Project Summary
The University of Florida in Gainesville, Florida, built its new East Campus Data Center, a 25,000-square-foot facility, for supercomputing. When it opened in 2013, the $15 million center housed the $3.4 million HiPerGator and the university’s IT operations.
Two years later, the university expanded its supercomputing capabilities with HiPerGator 2.0, which adds an additional 30,000 cores to the 21,000-core HiPerGator. The original could perform up to 150 trillion calculations per second when it came online — the upgrade is seven times faster.
Hanson provided Leadership in Energy and Environmental Design (LEED®) pre-requisite and enhanced commissioning services for the center, addressing the building envelope as well as the mechanical, electrical and plumbing systems. The project achieved LEED® BD+C: New Construction-v3 Silver certification.

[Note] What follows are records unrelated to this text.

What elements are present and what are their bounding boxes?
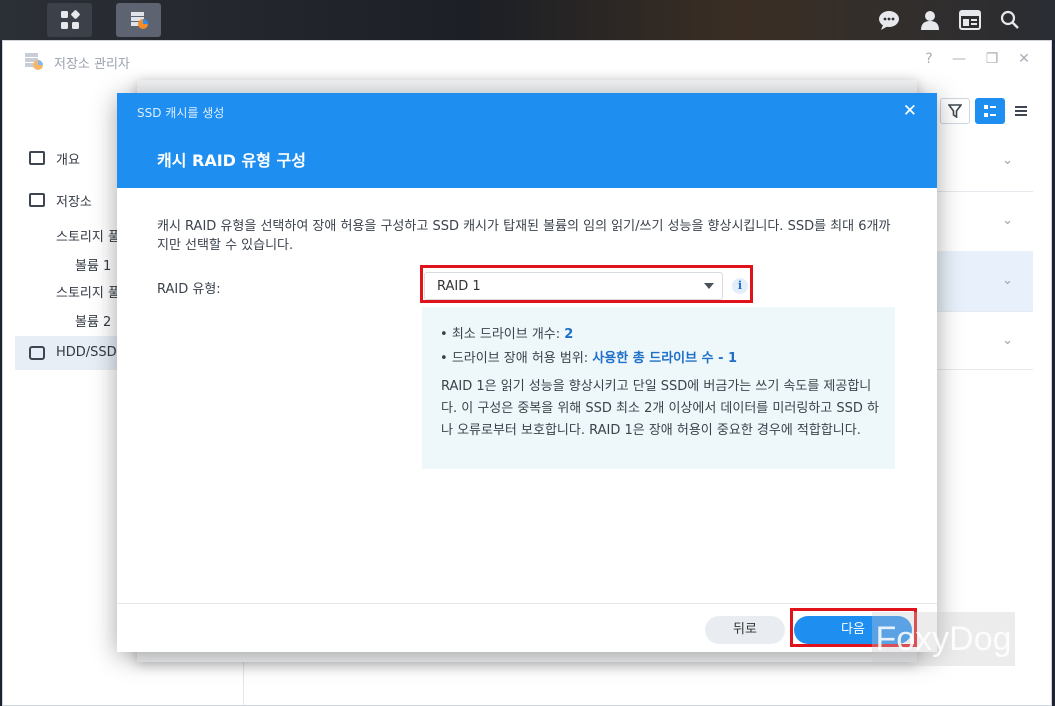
card-view-button[interactable]	[975, 98, 1005, 124]
list-item[interactable]: ⌄	[933, 191, 1033, 252]
dialog-caption: SSD 캐시를 생성	[137, 106, 225, 120]
maximize-button[interactable]: ❐	[982, 51, 1002, 67]
chat-icon	[879, 11, 899, 30]
search-button[interactable]	[992, 0, 1028, 40]
window-title: 저장소 관리자	[54, 57, 130, 72]
min-drives-value: 2	[564, 327, 574, 342]
storage-manager-taskbar-button[interactable]	[116, 3, 161, 37]
main-menu-button[interactable]	[47, 3, 92, 37]
widgets-icon	[959, 10, 981, 30]
filter-icon	[948, 104, 962, 118]
taskbar	[0, 0, 1055, 40]
fault-tolerance-line: • 드라이브 장애 허용 범위: 사용한 총 드라이브 수 - 1	[440, 351, 738, 366]
chevron-down-icon: ⌄	[1002, 213, 1013, 228]
list-item[interactable]: ⌄	[933, 251, 1033, 312]
user-icon	[921, 11, 939, 30]
dialog-title: 캐시 RAID 유형 구성	[157, 151, 306, 170]
minimize-button[interactable]: —	[949, 51, 969, 67]
raid-select-highlight	[420, 265, 753, 303]
filter-button[interactable]	[940, 98, 970, 124]
close-icon[interactable]: ✕	[903, 101, 917, 121]
storage-icon	[29, 193, 45, 207]
back-button[interactable]: 뒤로	[705, 616, 785, 644]
sidebar-item-label: 개요	[56, 153, 80, 168]
sidebar-item-storage-pool-2[interactable]: 스토리지 풀	[56, 282, 120, 301]
fault-tolerance-value: 사용한 총 드라이브 수 - 1	[592, 351, 738, 366]
list-item[interactable]: ⌄	[933, 129, 1033, 192]
ssd-cache-wizard-dialog: SSD 캐시를 생성 ✕ 캐시 RAID 유형 구성 캐시 RAID 유형을 선…	[117, 93, 937, 652]
min-drives-line: • 최소 드라이브 개수: 2	[440, 327, 574, 342]
help-button[interactable]: ?	[919, 51, 939, 67]
raid-type-label: RAID 유형:	[157, 282, 221, 297]
user-button[interactable]	[912, 0, 948, 40]
chat-button[interactable]	[871, 0, 907, 40]
raid-info-box: • 최소 드라이브 개수: 2 • 드라이브 장애 허용 범위: 사용한 총 드…	[422, 307, 895, 469]
chevron-down-icon: ⌄	[1002, 333, 1013, 348]
search-icon	[1000, 10, 1019, 29]
close-window-button[interactable]: ✕	[1014, 51, 1034, 67]
card-view-icon	[984, 105, 996, 117]
fault-tolerance-label: 드라이브 장애 허용 범위:	[451, 351, 589, 366]
chevron-down-icon: ⌄	[1002, 153, 1013, 168]
sidebar-item-volume-1[interactable]: 볼륨 1	[75, 255, 111, 274]
list-item[interactable]: ⌄	[933, 311, 1033, 370]
min-drives-label: 최소 드라이브 개수:	[451, 327, 561, 342]
sidebar-item-volume-2[interactable]: 볼륨 2	[75, 311, 111, 330]
widgets-button[interactable]	[952, 0, 988, 40]
sidebar-item-label: 저장소	[56, 195, 92, 210]
raid-description: RAID 1은 읽기 성능을 향상시키고 단일 SSD에 버금가는 쓰기 속도를…	[441, 379, 879, 438]
hdd-icon	[29, 346, 45, 360]
sidebar-item-label: HDD/SSD	[56, 345, 117, 360]
dialog-header: SSD 캐시를 생성 ✕ 캐시 RAID 유형 구성	[117, 93, 937, 188]
sidebar-item-storage-pool-1[interactable]: 스토리지 풀	[56, 226, 120, 245]
overview-icon	[29, 151, 45, 165]
chevron-down-icon: ⌄	[1002, 273, 1013, 288]
list-view-icon	[1015, 106, 1027, 116]
list-view-button[interactable]	[1006, 98, 1036, 124]
storage-manager-icon	[25, 53, 43, 70]
dialog-description: 캐시 RAID 유형을 선택하여 장애 허용을 구성하고 SSD 캐시가 탑재된…	[157, 219, 891, 253]
storage-manager-icon	[130, 12, 148, 29]
watermark: FoxyDog	[872, 612, 1015, 666]
apps-grid-icon	[60, 10, 80, 29]
window-titlebar: 저장소 관리자 ? — ❐ ✕	[3, 41, 1051, 81]
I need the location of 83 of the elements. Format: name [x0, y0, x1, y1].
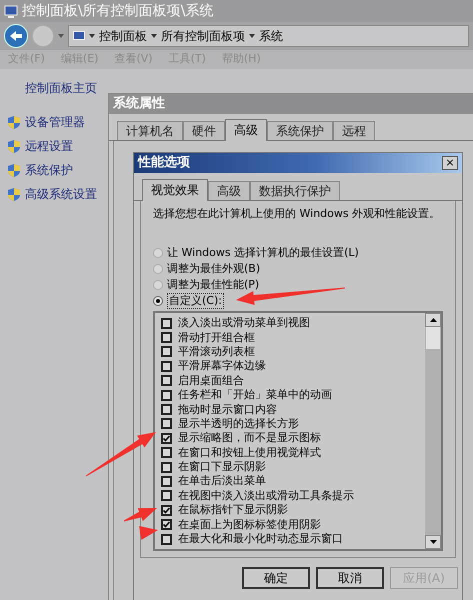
tab[interactable]: 硬件	[183, 121, 225, 140]
checkbox-label[interactable]: 滑动打开组合框	[178, 330, 255, 345]
checkbox-label[interactable]: 任务栏和「开始」菜单中的动画	[178, 388, 332, 402]
radio-button[interactable]	[153, 296, 163, 306]
scrollbar[interactable]	[425, 313, 441, 549]
checkbox-label[interactable]: 拖动时显示窗口内容	[178, 402, 277, 417]
checkbox[interactable]	[161, 375, 172, 386]
checkbox[interactable]	[161, 504, 172, 516]
checkbox[interactable]	[161, 404, 172, 416]
checkbox-label[interactable]: 淡入淡出或滑动菜单到视图	[178, 316, 310, 330]
scrollbar-thumb[interactable]	[426, 327, 440, 349]
sidebar-link[interactable]: 高级系统设置	[25, 185, 97, 203]
checkbox[interactable]	[161, 432, 172, 444]
checkbox-label[interactable]: 在窗口下显示阴影	[178, 460, 266, 474]
radio-label[interactable]: 自定义(C):	[167, 293, 224, 309]
checkbox[interactable]	[161, 447, 172, 458]
dialog-button[interactable]: 取消	[316, 567, 384, 589]
breadcrumb[interactable]: 所有控制面板项	[161, 27, 245, 45]
tab[interactable]: 计算机名	[117, 121, 183, 140]
sidebar-link[interactable]: 设备管理器	[25, 113, 85, 131]
sidebar-link[interactable]: 远程设置	[25, 137, 73, 155]
checkbox[interactable]	[161, 390, 172, 401]
left-arrow-icon	[9, 30, 23, 42]
monitor-icon	[73, 30, 85, 42]
dialog-title: 性能选项	[138, 154, 190, 172]
checkbox[interactable]	[161, 534, 172, 545]
caret-icon	[249, 34, 255, 38]
caret-icon	[58, 34, 64, 38]
checkbox-label[interactable]: 平滑滚动列表框	[178, 344, 255, 359]
checkbox-label[interactable]: 在视图中淡入淡出或滑动工具条提示	[178, 488, 354, 503]
checkbox-label[interactable]: 平滑屏幕字体边缘	[178, 359, 266, 374]
caret-icon	[151, 34, 157, 38]
tab[interactable]: 数据执行保护	[250, 181, 340, 200]
sidebar-link[interactable]: 系统保护	[25, 161, 73, 179]
checkbox-label[interactable]: 显示半透明的选择长方形	[178, 416, 299, 431]
checkbox-label[interactable]: 在鼠标指针下显示阴影	[178, 503, 288, 518]
checkbox[interactable]	[161, 418, 172, 430]
dialog-title: 系统属性	[113, 94, 165, 114]
radio-label[interactable]: 调整为最佳外观(B)	[167, 262, 260, 276]
tab[interactable]: 高级	[225, 119, 267, 141]
down-arrow-icon	[430, 540, 436, 544]
checkbox-label[interactable]: 显示缩略图，而不是显示图标	[178, 431, 321, 446]
checkbox[interactable]	[161, 318, 172, 329]
checkbox[interactable]	[161, 346, 172, 358]
shield-icon	[8, 140, 20, 152]
checkbox-label[interactable]: 启用桌面组合	[178, 374, 244, 388]
monitor-icon	[4, 4, 18, 18]
tab[interactable]: 视觉效果	[142, 179, 208, 201]
radio-button[interactable]	[153, 264, 163, 274]
checkbox[interactable]	[161, 332, 172, 344]
breadcrumb[interactable]: 控制面板	[99, 27, 147, 45]
radio-label[interactable]: 调整为最佳性能(P)	[167, 278, 260, 292]
breadcrumb[interactable]: 系统	[259, 27, 283, 45]
up-arrow-icon	[430, 318, 436, 322]
description-text: 选择您想在此计算机上使用的 Windows 外观和性能设置。	[153, 207, 440, 221]
checkbox[interactable]	[161, 490, 172, 502]
shield-icon	[8, 164, 20, 176]
radio-button[interactable]	[153, 280, 163, 290]
radio-label[interactable]: 让 Windows 选择计算机的最佳设置(L)	[167, 246, 359, 260]
radio-button[interactable]	[153, 248, 163, 258]
checkbox-label[interactable]: 在桌面上为图标标签使用阴影	[178, 518, 321, 532]
arrow-drawing	[139, 526, 158, 540]
shield-icon	[8, 188, 20, 200]
address-field[interactable]: 控制面板 所有控制面板项 系统	[68, 25, 469, 47]
dialog-button[interactable]: 确定	[242, 567, 310, 589]
checkbox[interactable]	[161, 519, 172, 530]
checkbox-label[interactable]: 在窗口和按钮上使用视觉样式	[178, 446, 321, 460]
caret-icon	[89, 34, 95, 38]
tab[interactable]: 远程	[333, 121, 375, 140]
checkbox[interactable]	[161, 462, 172, 473]
tab[interactable]: 高级	[208, 181, 250, 200]
checkbox-label[interactable]: 在单击后淡出菜单	[178, 474, 266, 488]
close-button[interactable]: ×	[442, 156, 458, 170]
checkbox[interactable]	[161, 360, 172, 372]
arrow-drawing	[85, 432, 156, 477]
window-title: 控制面板\所有控制面板项\系统	[22, 2, 214, 20]
back-button[interactable]	[4, 24, 28, 48]
arrow-drawing	[123, 508, 157, 522]
shield-icon	[8, 116, 20, 128]
checkbox-label[interactable]: 在最大化和最小化时动态显示窗口	[178, 532, 343, 546]
checkbox[interactable]	[161, 476, 172, 487]
sidebar-link[interactable]: 控制面板主页	[8, 79, 108, 97]
tab[interactable]: 系统保护	[267, 121, 333, 140]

Hanson reviewed the building and systems’ design during development of the project’s construction documents. Hanson also provided Level 4 and Level 5 testing of the building’s controls; mechanical heating, ventilating and air conditioning systems; and electrical systems supporting the facility’s data halls. Level 4 testing determined that components and component systems were functional and met design requirements, subsequent to the completion of those systems’ construction. Load banks were used to simulate the design loads — electrical and heat gain (cooling) — expected from the maximum build-out of the data-center racks. Load testing was performed in steps over a period of time, which allowed the systems’ response to issues, such as power disturbances and temperatures, to be monitored. In addition, functional testing employed various fault testing scenarios, verifying system reliability and redundancy under normal and standby power.

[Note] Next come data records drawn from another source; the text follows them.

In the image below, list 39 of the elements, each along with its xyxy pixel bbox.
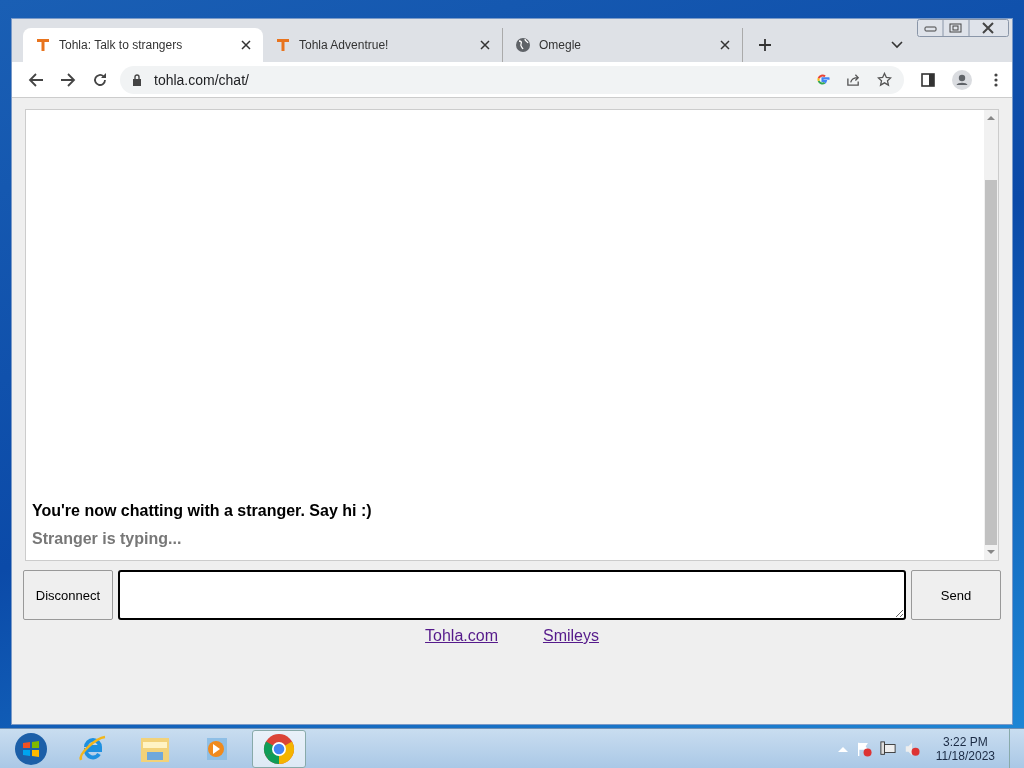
close-icon[interactable] (720, 40, 730, 50)
scroll-up-icon[interactable] (987, 115, 995, 120)
clock[interactable]: 3:22 PM 11/18/2023 (935, 734, 995, 763)
clock-time: 3:22 PM (943, 734, 988, 749)
message-input[interactable] (118, 570, 906, 620)
chrome-logo-icon (262, 731, 296, 766)
reload-icon[interactable] (92, 71, 108, 88)
start-orb-icon (14, 731, 48, 766)
typing-status: Stranger is typing... (32, 530, 183, 548)
speaker-muted-icon[interactable] (903, 740, 920, 757)
window-controls-icon[interactable] (917, 19, 1009, 37)
disconnect-button[interactable]: Disconnect (23, 570, 113, 620)
system-message: You're now chatting with a stranger. Say hi :) (32, 502, 373, 520)
forward-arrow-icon[interactable] (60, 71, 76, 88)
star-icon[interactable] (877, 72, 892, 87)
t-logo-icon (275, 37, 291, 53)
network-icon[interactable] (879, 740, 896, 757)
address-bar[interactable]: tohla.com/chat/ (120, 65, 904, 94)
scrollbar[interactable] (984, 110, 998, 560)
close-icon[interactable] (241, 40, 251, 50)
new-tab-icon[interactable] (759, 39, 771, 51)
footer-link[interactable]: Smileys (542, 627, 599, 645)
profile-avatar-icon[interactable] (952, 69, 972, 90)
side-panel-icon[interactable] (920, 71, 936, 88)
clock-date: 11/18/2023 (935, 748, 995, 763)
t-logo-icon (35, 37, 51, 53)
close-icon[interactable] (480, 40, 490, 50)
share-icon[interactable] (846, 72, 861, 87)
send-button[interactable]: Send (911, 570, 1001, 620)
taskbar-app[interactable] (252, 729, 306, 768)
globe-icon (515, 37, 531, 53)
flag-error-icon[interactable] (855, 740, 872, 757)
lock-icon (132, 73, 142, 86)
back-arrow-icon[interactable] (28, 71, 44, 88)
g-logo-icon[interactable] (815, 72, 830, 87)
browser-tab[interactable]: Tohla: Talk to strangers (23, 28, 263, 62)
chevron-down-icon[interactable] (891, 41, 903, 49)
footer-link[interactable]: Tohla.com (425, 627, 498, 645)
scroll-down-icon[interactable] (987, 550, 995, 555)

Level 5 testing involved system integration tests at design loads, demonstrating correct performance of interacting systems under failure and maintenance conditions.
The university’s IT department worked with Dell Inc., Terascala, Mellanox Technologies and Advanced Micro Devices Inc. (AMD) to build the cluster. Hanson worked with the architecture/engineering team, KlingStubbins, during the design of the project and The Whiting-Turner Contracting Co. during the facility’s construction and system testing. The project was designed and constructed in accordance with the LEED new construction (LEED-NC) green building rating system, and achieved Certified status.
The data center, which can be expanded to more than three times its current capacity, is slated to include an additional 5,000 square feet of data center floor space, dual feed generator plant with 72 hours of fuel storage, dual feed UPS systems and inert gas fire suppression system. Hanson provided commissioning services for the expansion to the data center’s infrastructure, enabling an expansion of racks and computing capacity in Data Hall 2. The load in Data Hall 2 is projected to increase from 375 kilowatts to about 925 kilowatts. This increase requires an expansion of the chilled water distribution system requiring a new chiller, pump and computer room air handler units, switchgear, electrical busways, power distribution units and uninterruptible power supplies to serve the expanding data hall.
"It is refreshing to work with a commissioning company that is there to get the job done right. Hanson's commissioning people worked as a team with Whiting-Turner on the UF East Campus Data Center. Not only did they help to identify issues, but they also worked closely with our people in the field to get them resolved quickly." — Brent A. Voyles, vice president, Whiting-Turner Contracting Co.